Bila mayoritas anggota tetap bersikeras, posisi kursi ketua tentu terguncang.

Siapa Andi Tenri Walinonong?

Andi Tenri Walinonong bukan sosok baru di politik Bone.

Perempuan kelahiran Bone, 28 Desember 1993 itu mencatat sejarah sebagai perempuan pertama yang memimpin DPRD Kabupaten Bone.

Ia adalah putri dari tokoh masyarakat Bone, H. Andi Maddusila Takka (Petta Haji Aras) dan Hj. Andi Hermi Sanawawi.

Masa kecilnya dihabiskan di Desa Timusu, Kecamatan Ulaweng, sebelum melanjutkan pendidikan ke Fakultas Hukum Universitas Hasanuddin.

Karier politiknya dimulai saat ia maju lewat Partai NasDem pada Pemilu 2019, namun gagal meraih kursi.

Lima tahun kemudian, Tenri kembali bertarung melalui Partai Gerindra dan berhasil memperoleh 7.828 suara, tertinggi di internal partai.

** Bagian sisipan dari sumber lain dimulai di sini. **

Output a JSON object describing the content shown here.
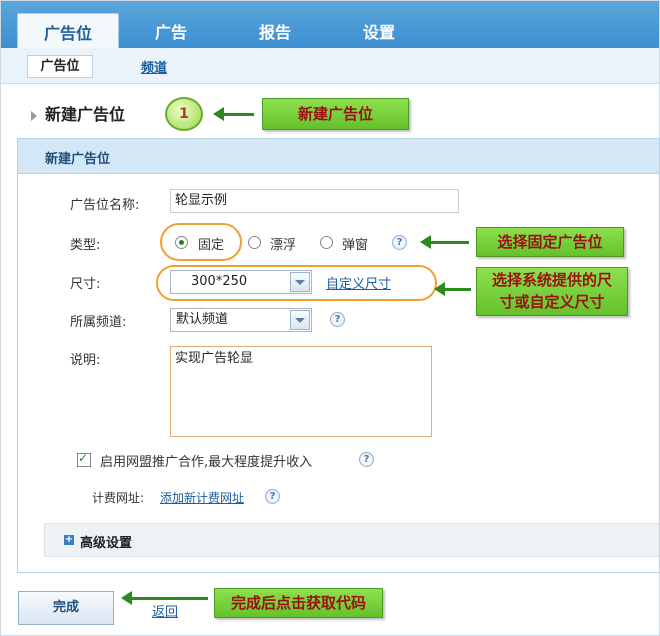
{
  "nav": {
    "tabs": [
      "广告位",
      "广告",
      "报告",
      "设置"
    ],
    "sub_tabs": [
      "广告位",
      "频道"
    ]
  },
  "heading": {
    "title": "新建广告位"
  },
  "annotations": {
    "step_number": "1",
    "callout_new": "新建广告位",
    "callout_fixed": "选择固定广告位",
    "callout_size_line1": "选择系统提供的尺",
    "callout_size_line2": "寸或自定义尺寸",
    "callout_done": "完成后点击获取代码"
  },
  "panel": {
    "title": "新建广告位",
    "name_label": "广告位名称:",
    "name_value": "轮显示例",
    "type_label": "类型:",
    "type_options": [
      "固定",
      "漂浮",
      "弹窗"
    ],
    "type_selected": "固定",
    "size_label": "尺寸:",
    "size_value": "300*250",
    "custom_size_link": "自定义尺寸",
    "channel_label": "所属频道:",
    "channel_value": "默认频道",
    "desc_label": "说明:",
    "desc_value": "实现广告轮显",
    "union_checkbox_label": "启用网盟推广合作,最大程度提升收入",
    "union_checked": true,
    "billing_label": "计费网址:",
    "billing_link": "添加新计费网址",
    "advanced_label": "高级设置",
    "help_glyph": "?"
  },
  "footer": {
    "done_label": "完成",
    "back_label": "返回"
  },
  "colors": {
    "nav_blue": "#3d8fd0",
    "callout_green": "#63c22b",
    "callout_text": "#9b1111",
    "highlight_orange": "#f0a030"
  }
}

Dengan kemenangan itu, ia resmi menjabat Ketua DPRD Bone periode 2024-2029, sekaligus menjadi simbol perubahan dalam politik daerah.

Namun kini, kursi yang diraihnya justru tengah digoyang oleh gelombang ketidakpercayaan dari rekan-rekannya sendiri.

Mosi tidak percaya terhadap pimpinan lembaga legislatif sejatinya merupakan instrumen politik, bukan hukum.

Langkah ini lazim digunakan untuk menyatakan hilangnya dukungan mayoritas terhadap seorang pemimpin yang dianggap menyimpang atau gagal menjaga netralitas lembaga.

Dalam kasus Andi Tenri, persoalan bukan semata soal kebijakan, tetapi juga gaya kepemimpinan. Mungkin bagi sebagian sesamanya di legislator, Tenri dianggap terlalu dominan dan kurang membuka ruang dialog.

Kini, nasib Tenri berada di ujung tanduk. Apakah ia akan bertahan atau harus mengundurkan diri dari kursi pimpinan, semuanya akan bergantung pada dinamika politik internal dan keputusan Badan Kehormatan DPRD Bone.

Andi Tenri Walinonong sendiri yang dikonfirmasi hingga kini enggan merespon adanya mosi tidak percaya tersebut.